The 2006 repudiation by his party appeared to break something in Lieberman. This once-happiest of happy political warriors, incapable of holding a grudge, seemed bitter, or at the very least gravely offended, even as he remained in the Senate Democratic Caucus (albeit as formally independent). When his old friend and Iraq War ally John McCain ran for the Republican presidential nomination in 2008, Lieberman committed a partisan sin by endorsing him. His positioning between the two parties, however, still cost him dearly: McCain wanted to choose him as his running mate, before the Arizonan’s staff convinced him that Lieberman’s longtime pro-choice views and support for LGBTQ rights would lead to a convention revolt. The GOP nominee instead went with a different “high-risk, high-reward” choice: Sarah Palin.

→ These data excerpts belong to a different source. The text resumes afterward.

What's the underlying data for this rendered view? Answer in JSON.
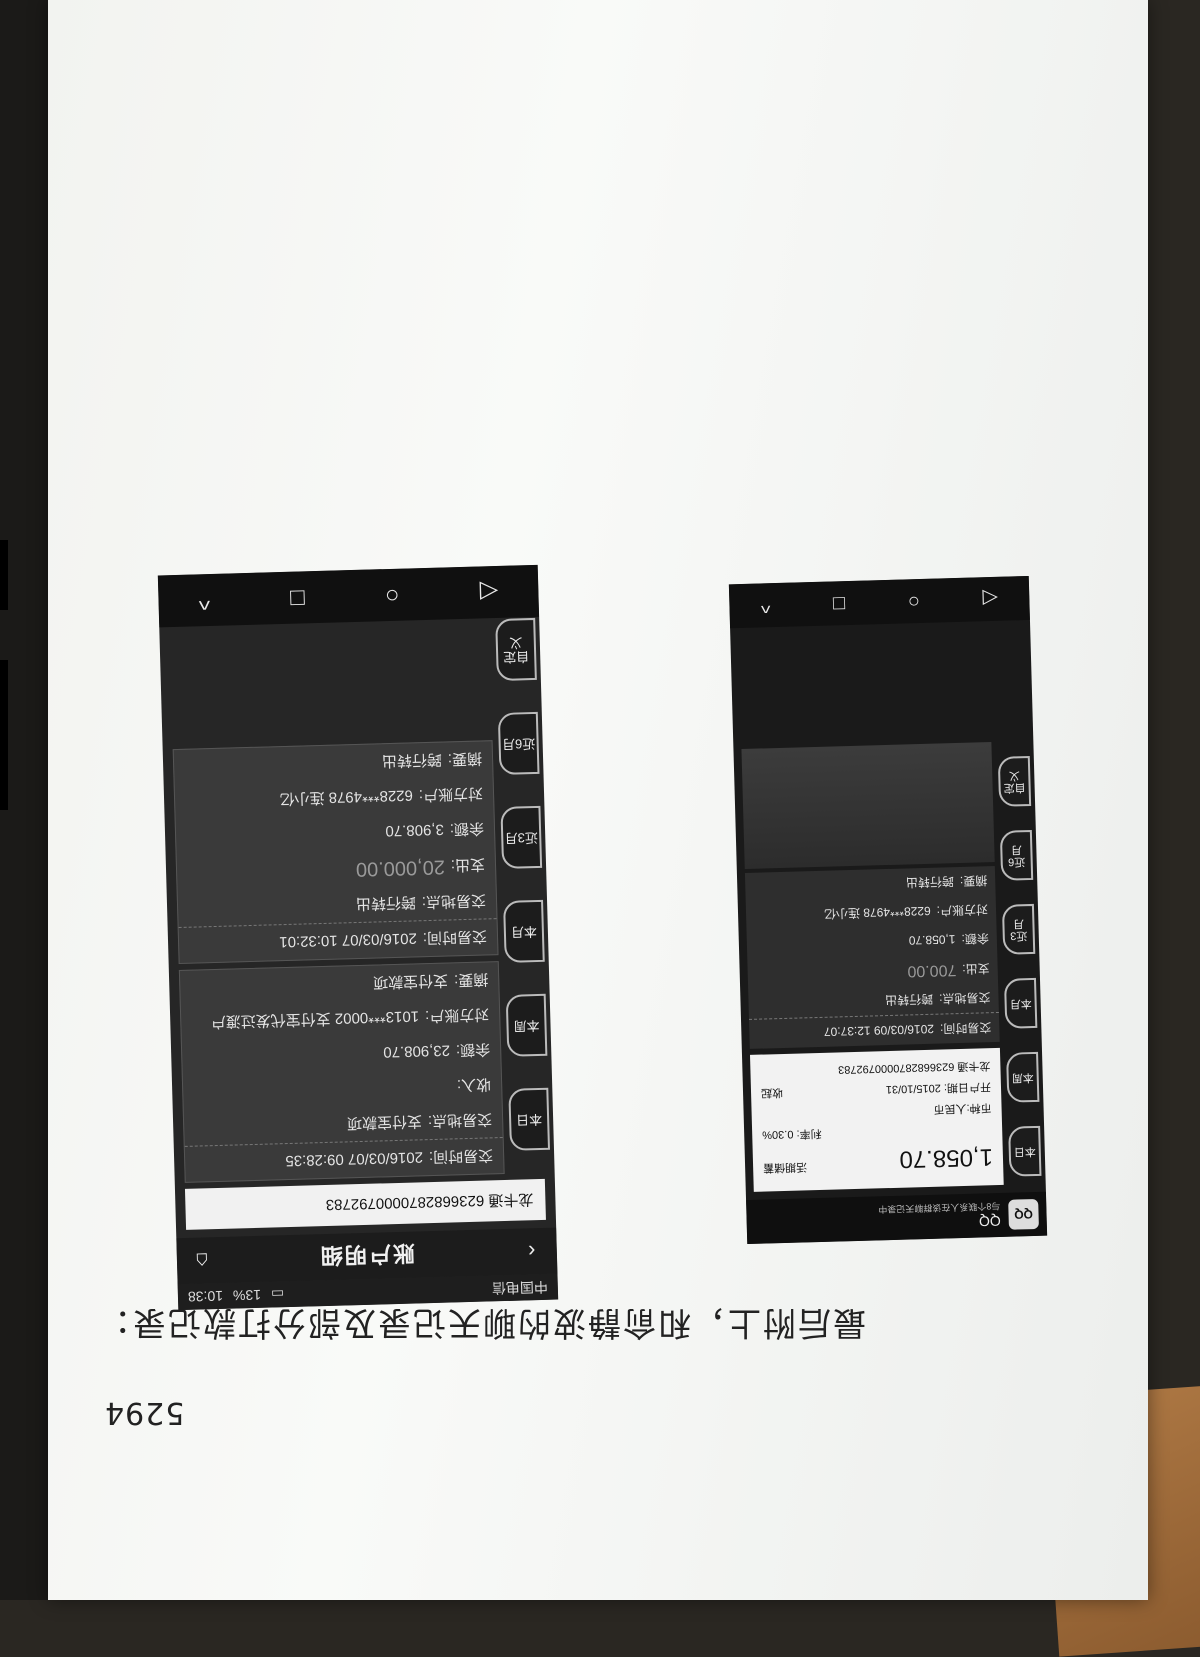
{
  "page": {
    "number": "5294",
    "caption": "最后附上，和俞静波的聊天记录及部分打款记录："
  },
  "phone1": {
    "status": {
      "carrier": "中国电信",
      "battery": "13%",
      "time": "10:38"
    },
    "title": "账户明细",
    "card": {
      "name": "龙卡通",
      "number": "6236682870000792783"
    },
    "side_tabs": [
      "本日",
      "本周",
      "本月",
      "近3月",
      "近6月",
      "自定义"
    ],
    "transactions": [
      {
        "time_label": "交易时间:",
        "time": "2016/03/07 09:28:35",
        "place_label": "交易地点:",
        "place": "支付宝款项",
        "in_label": "收入:",
        "in": "",
        "balance_label": "余额:",
        "balance": "23,908.70",
        "counterparty_label": "对方账户:",
        "counterparty": "1013***0002 支付宝代发过渡户",
        "summary_label": "摘要:",
        "summary": "支付宝款项"
      },
      {
        "time_label": "交易时间:",
        "time": "2016/03/07 10:32:01",
        "place_label": "交易地点:",
        "place": "跨行转出",
        "out_label": "支出:",
        "out": "20,000.00",
        "balance_label": "余额:",
        "balance": "3,908.70",
        "counterparty_label": "对方账户:",
        "counterparty": "6228***4978 连小亿",
        "summary_label": "摘要:",
        "summary": "跨行转出"
      }
    ],
    "nav": [
      "◁",
      "○",
      "□",
      "^"
    ]
  },
  "phone2": {
    "app": "QQ",
    "avatar": "QQ",
    "subtitle": "与8个联系人在该群聊天记录中",
    "balance": {
      "amount": "1,058.70",
      "type": "活期储蓄",
      "rate_label": "利率:",
      "rate": "0.30%",
      "currency_label": "币种:",
      "currency": "人民币",
      "open_label": "开户日期:",
      "open_date": "2015/10/31",
      "toggle": "收起",
      "card": "龙卡通 6236682870000792783"
    },
    "side_tabs": [
      "本日",
      "本周",
      "本月",
      "近3月",
      "近6月",
      "自定义"
    ],
    "transaction": {
      "time_label": "交易时间:",
      "time": "2016/03/09 12:37:07",
      "place_label": "交易地点:",
      "place": "跨行转出",
      "out_label": "支出:",
      "out": "700.00",
      "balance_label": "余额:",
      "balance": "1,058.70",
      "counterparty_label": "对方账户:",
      "counterparty": "6228***4978 连小亿",
      "summary_label": "摘要:",
      "summary": "跨行转出"
    },
    "nav": [
      "◁",
      "○",
      "□",
      "^"
    ]
  }
}
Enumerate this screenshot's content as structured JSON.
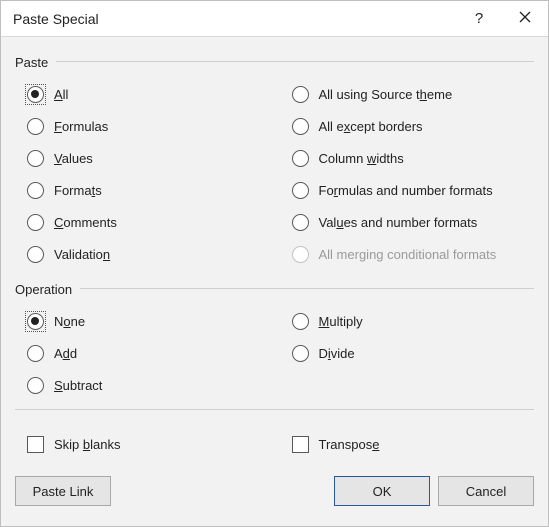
{
  "title": "Paste Special",
  "help_tooltip": "?",
  "groups": {
    "paste": {
      "label": "Paste",
      "left": [
        {
          "html": "<span class='ul'>A</span>ll",
          "selected": true
        },
        {
          "html": "<span class='ul'>F</span>ormulas"
        },
        {
          "html": "<span class='ul'>V</span>alues"
        },
        {
          "html": "Forma<span class='ul'>t</span>s"
        },
        {
          "html": "<span class='ul'>C</span>omments"
        },
        {
          "html": "Validatio<span class='ul'>n</span>"
        }
      ],
      "right": [
        {
          "html": "All using Source t<span class='ul'>h</span>eme"
        },
        {
          "html": "All e<span class='ul'>x</span>cept borders"
        },
        {
          "html": "Column <span class='ul'>w</span>idths"
        },
        {
          "html": "Fo<span class='ul'>r</span>mulas and number formats"
        },
        {
          "html": "Val<span class='ul'>u</span>es and number formats"
        },
        {
          "html": "All merging conditional formats",
          "disabled": true
        }
      ]
    },
    "operation": {
      "label": "Operation",
      "left": [
        {
          "html": "N<span class='ul'>o</span>ne",
          "selected": true
        },
        {
          "html": "A<span class='ul'>d</span>d"
        },
        {
          "html": "<span class='ul'>S</span>ubtract"
        }
      ],
      "right": [
        {
          "html": "<span class='ul'>M</span>ultiply"
        },
        {
          "html": "D<span class='ul'>i</span>vide"
        }
      ]
    }
  },
  "checkboxes": {
    "skip_blanks": "Skip <span class='ul'>b</span>lanks",
    "transpose": "Transpos<span class='ul'>e</span>"
  },
  "buttons": {
    "paste_link": "Paste <span class='ul'>L</span>ink",
    "ok": "OK",
    "cancel": "Cancel"
  }
}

After Barack Obama’s victory over Lieberman’s candidate, the new Democratic president needed every Democratic senator to enact the centerpiece of his agenda, the Affordable Care Act. He got Lieberman’s vote — but only after the senator, who represented many of the country’s major private-insurance companies, forced the elimination of the “public option” in the new system. It was a bitter pill for many progressives, who favored a more robust government role in health insurance than Obama had proposed.
By the time Lieberman chose to retire from the Senate in 2012, he was very near to being a man without a party, and he reflected that status by refusing to endorse either Obama or Mitt Romney that year. By then, he was already involved in the last great project of his political career, No Labels. He did, with some hesitation, endorse Hillary Clinton over Donald Trump in 2016. But his long odyssey away from the yoke of the Democratic Party had largely landed him in a nonpartisan limbo. Right up until his death, he was often the public face of No Labels, particularly after the group’s decision to sponsor a presidential ticket alienated many early supporters of its more quotidian efforts to encourage bipartisan “problem-solving” in Congress.
Some will view Lieberman as a victim of partisan polarization, and others as an anachronistic member of a pro-corporate, pro-war bipartisan elite who made polarization necessary. Personally, I will remember him as a politician who followed — sometimes courageously, sometimes foolishly — a path that made him blind to the singular extremism that one party has exhibited throughout the 21st century, a development he tried to ignore to his eventual marginalization. But for all his flaws, I have no doubt Joe Lieberman remained until his last breath committed to the task he often cited via the Hebrew term tikkun olam: repairing a broken world.